Décret présidentiel sur la Protection de l’État : non, il n’y a pas inconstitutionnalité. La création récente d’un poste de Délégué chargé de la Direc
Décret présidentiel sur la Protection de l’État : non, il n’y a pas inconstitutionnalité
La création récente d’un poste de Délégué chargé de la Direction Nationale de la Protection de l’État par décret présidentiel n°25-034/PR du 02 mai 2025 a suscité des réactions critiques, certains invoquant une inconstitutionnalité au regard de l’article 91 de la Constitution. L’accusation mérite une réponse claire et juridiquement fondée.
1. Une lecture constitutionnelle rigoureuse de l’article 91
L’article 91 réserve à la loi la fixation des « principes fondamentaux de l'organisation générale de la défense et de la sécurité nationale ». Or, ce décret ne crée pas une autorité sécuritaire dotée de pouvoir répressif ou opérationnel, mais un poste administratif de coordination, rattaché à la Présidence. Il n’institue aucune prérogative nouvelle, mais met en œuvre, de manière fonctionnelle, les orientations législatives déjà existantes.

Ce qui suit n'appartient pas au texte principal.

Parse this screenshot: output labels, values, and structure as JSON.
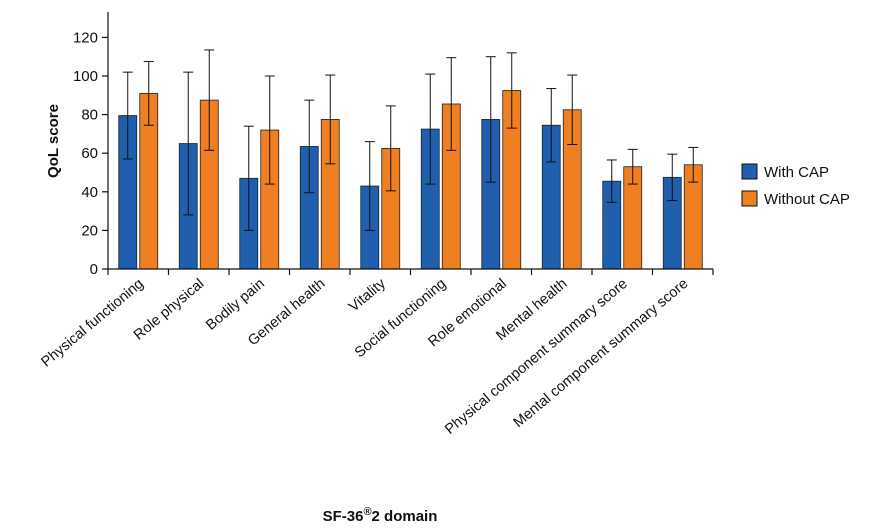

2. Une mesure conforme au droit constitutionnel organique
Ma réflexion se situe ici sur le terrain du droit constitutionnel organique : il s'agit de déterminer si, dès lors que la loi a défini les missions de protection de l'État, la création d'un outil administratif interne — même chargé d'une mission sensible — nécessite un acte législatif.
En l’espèce, le décret ne crée pas une nouvelle autorité de sécurité, mais un dispositif d’organisation interne, destiné à mieux coordonner la mise en œuvre d’une politique déjà encadrée par la loi. Dès lors qu’aucune disposition légale n’exige une habilitation parlementaire spécifique, le pouvoir réglementaire du Chef de l’État, constitutionnellement reconnu, suffit pleinement.
3. Une prérogative naturelle du pouvoir exécutif
Dans toutes les démocraties modernes, le pouvoir exécutif dispose d’un pouvoir d’organisation des services publics sous sa responsabilité. Le Président, garant de l’unité et de la continuité de l’État, a non seulement le droit mais le devoir d’assurer une organisation efficace des services rattachés à la Présidence.
Créer un poste de coordination stratégique, sans fonction de commandement militaire ni pouvoir coercitif, relève strictement de l’organisation administrative, et non du domaine réservé à la loi.
4. Soutien du droit constitutionnel comparé
En droit constitutionnel comparé (français, béninois, sénégalais), il est établi que :
- Les principes fondamentaux de la défense relèvent du législateur ;
- Les mesures de mise en œuvre, notamment la création de postes de coordination, relèvent du pouvoir réglementaire.
Le Conseil d’État français, depuis l’arrêt Labonne (1919), reconnaît une compétence propre au chef de l’exécutif en matière de police et de sécurité, pour des décisions d'organisation administrative ne touchant pas aux droits fondamentaux.
5. Une erreur d’interprétation sur la hiérarchie des normes
L’argument d’inconstitutionnalité repose sur une confusion entre “mission sensible” et “compétence législative exclusive”. Ce n’est pas la sensibilité d’un sujet qui en fait nécessairement une prérogative du Parlement, mais le fait qu’il touche à un principe fondamental que la loi aurait omis de traiter, ce qui n’est pas le cas ici.
Conclusion : Un acte réglementaire, légitime et conforme
Le décret du 2 mai 2025 ne viole ni la lettre ni l’esprit de la Constitution. Il n’usurpe aucune compétence législative, ne crée aucune autorité parallèle, et s’inscrit dans un cadre légal préexistant. Il est l’expression fonctionnelle du pouvoir d’organisation reconnu à l’exécutif dans tous les régimes démocratiques.
Le débat sur les institutions mérite la rigueur juridique, non des alarmes infondées.